Several North Carolina churches have cut their ties with Surry Baptist Association over the group’s decision to expel a church for having a female pastor.
First Baptist Church of Mount Airy voted overwhelmingly to withdraw from the association due to the expulsion of nearby Flat Rock Baptist Church for appointing the Rev. Bailey Edwards Nelson as senior pastor.
Piney Grove Baptist Church of Mount Airy also decided to leave the association, with an unanimous vote taken last week.
“In our congregation, and in several other congregations, there was strong disagreement with the action, the biblical interpretation given for the action, and the way the issue was handled,” said Roger Gilbert, pastor of First Baptist Church, in a statement.
“The whole process was open and respectful of all. We now plan to move forward, leaving this behind us, working in partnership with those churches who want to work with us.”
The Rev. Bailey Edwards Nelson, the pastor of Flat Rock Baptist Church whose appointment began the controversy, told The Christian Post on Wednesday that the churches leaving the association based their vote on more than the SBA’s decision to expel Flat Rock.
“Members of both churches were bothered not only by the SBA's stance against women serving as pastors, but also by the way in which the matter was handled,” said Nelson.
“There was a real lack of transparency on the part of the SBA, since churches were not given proper notice of an upcoming discussion and vote on the matter of our future membership in the association.”
Last summer, Flat Rock Baptist Church decided to appoint as senior pastor Bailey Edwards Nelson. On July 25, the Surry Baptist Association decided to expel the church for doing so.
Dr. Billy Blakley, director of missions for the SBA, told CP that this was an issue of what the Bible says regarding who can serve as a pastor.
“We believe God's Word is gender-specific when it comes to the head of the home and the pastor of His church,” maintained Blakley.
“The gender of the senior pastor is the only issue our association has addressed in our disassociation with Flat Rock. Since the Bible will not change, our 100 plus year position and our beliefs will not change either.”
However, Nelson maintained that “Flat Rock Baptist church chose to call a person, not a gender.”

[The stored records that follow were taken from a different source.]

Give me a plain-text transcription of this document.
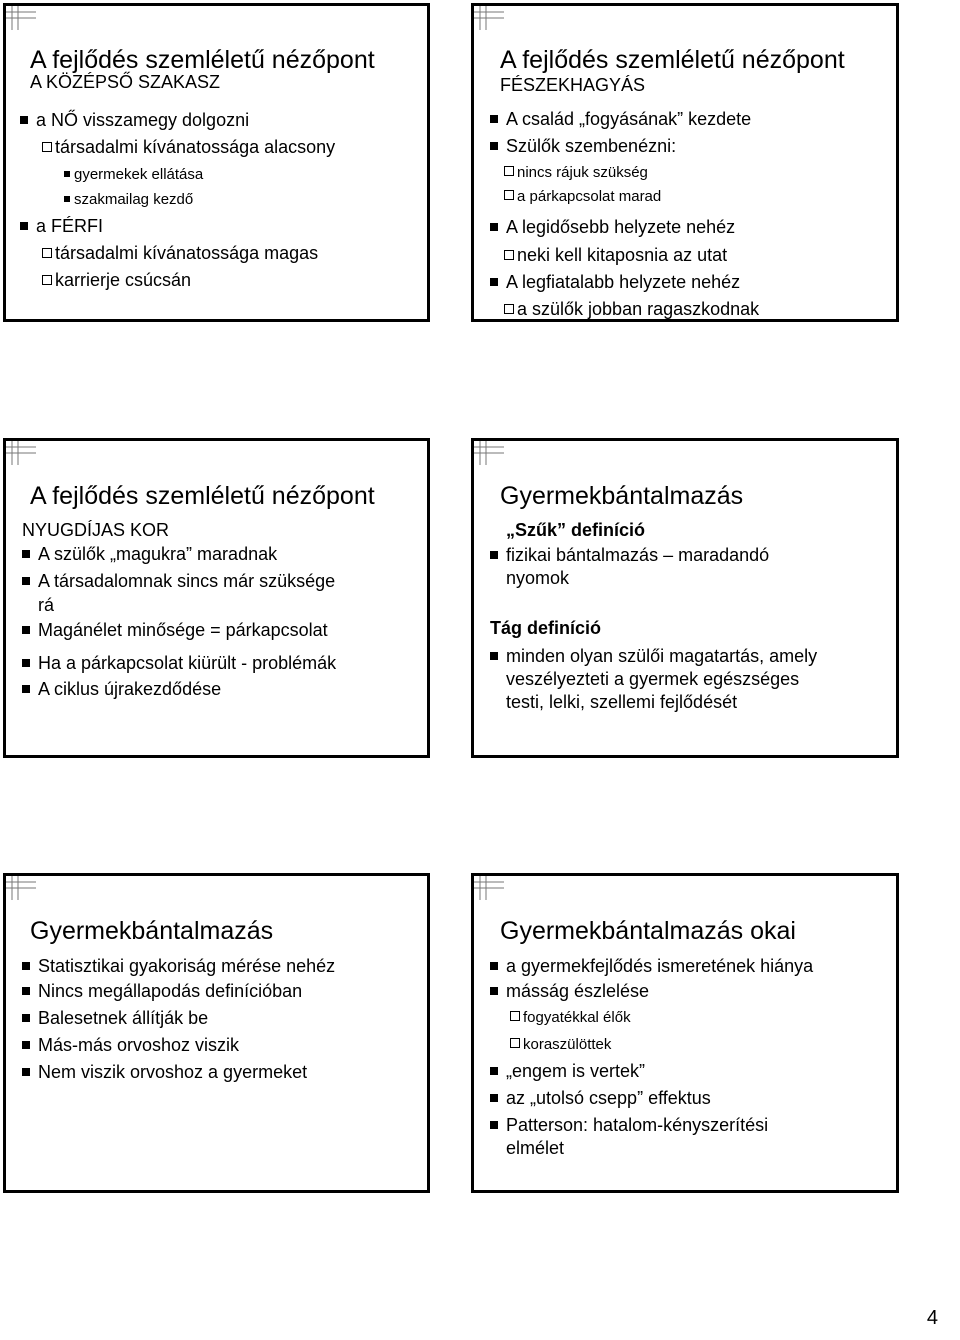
A fejlődés szemléletű nézőpont
A KÖZÉPSŐ SZAKASZ
a NŐ visszamegy dolgozni
társadalmi kívánatossága alacsony
gyermekek ellátása
szakmailag kezdő
a FÉRFI
társadalmi kívánatossága magas
karrierje csúcsán
A fejlődés szemléletű nézőpont
FÉSZEKHAGYÁS
A család „fogyásának” kezdete
Szülők szembenézni:
nincs rájuk szükség
a párkapcsolat marad
A legidősebb helyzete nehéz
neki kell kitaposnia az utat
A legfiatalabb helyzete nehéz
a szülők jobban ragaszkodnak
A fejlődés szemléletű nézőpont
NYUGDÍJAS KOR
A szülők „magukra” maradnak
A társadalomnak sincs már szüksége
rá
Magánélet minősége = párkapcsolat
Ha a párkapcsolat kiürült - problémák
A ciklus újrakezdődése
Gyermekbántalmazás
„Szűk” definíció
fizikai bántalmazás – maradandó
nyomok
Tág definíció
minden olyan szülői magatartás, amely
veszélyezteti a gyermek egészséges
testi, lelki, szellemi fejlődését
Gyermekbántalmazás
Statisztikai gyakoriság mérése nehéz
Nincs megállapodás definícióban
Balesetnek állítják be
Más-más orvoshoz viszik
Nem viszik orvoshoz a gyermeket
Gyermekbántalmazás okai
a gyermekfejlődés ismeretének hiánya
másság észlelése
fogyatékkal élők
koraszülöttek
„engem is vertek”
az „utolsó csepp” effektus
Patterson: hatalom-kényszerítési
elmélet
4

“They sought someone who could serve the church well as a pastoral presence and worship guide, attending to the daily needs and practices of their community. I don't believe that the search for theological uniformity was ever their goal.”
“We are a good match, and I continue to be assured that I am doing exactly what God has called me to do.”
North Carolina Baptists are not the only Baptists struggling with the role of women in the church.
Last year, the Georgia Baptist Convention ousted Druid Hills Baptist Church of Atlanta because it had a woman serving as co-pastor.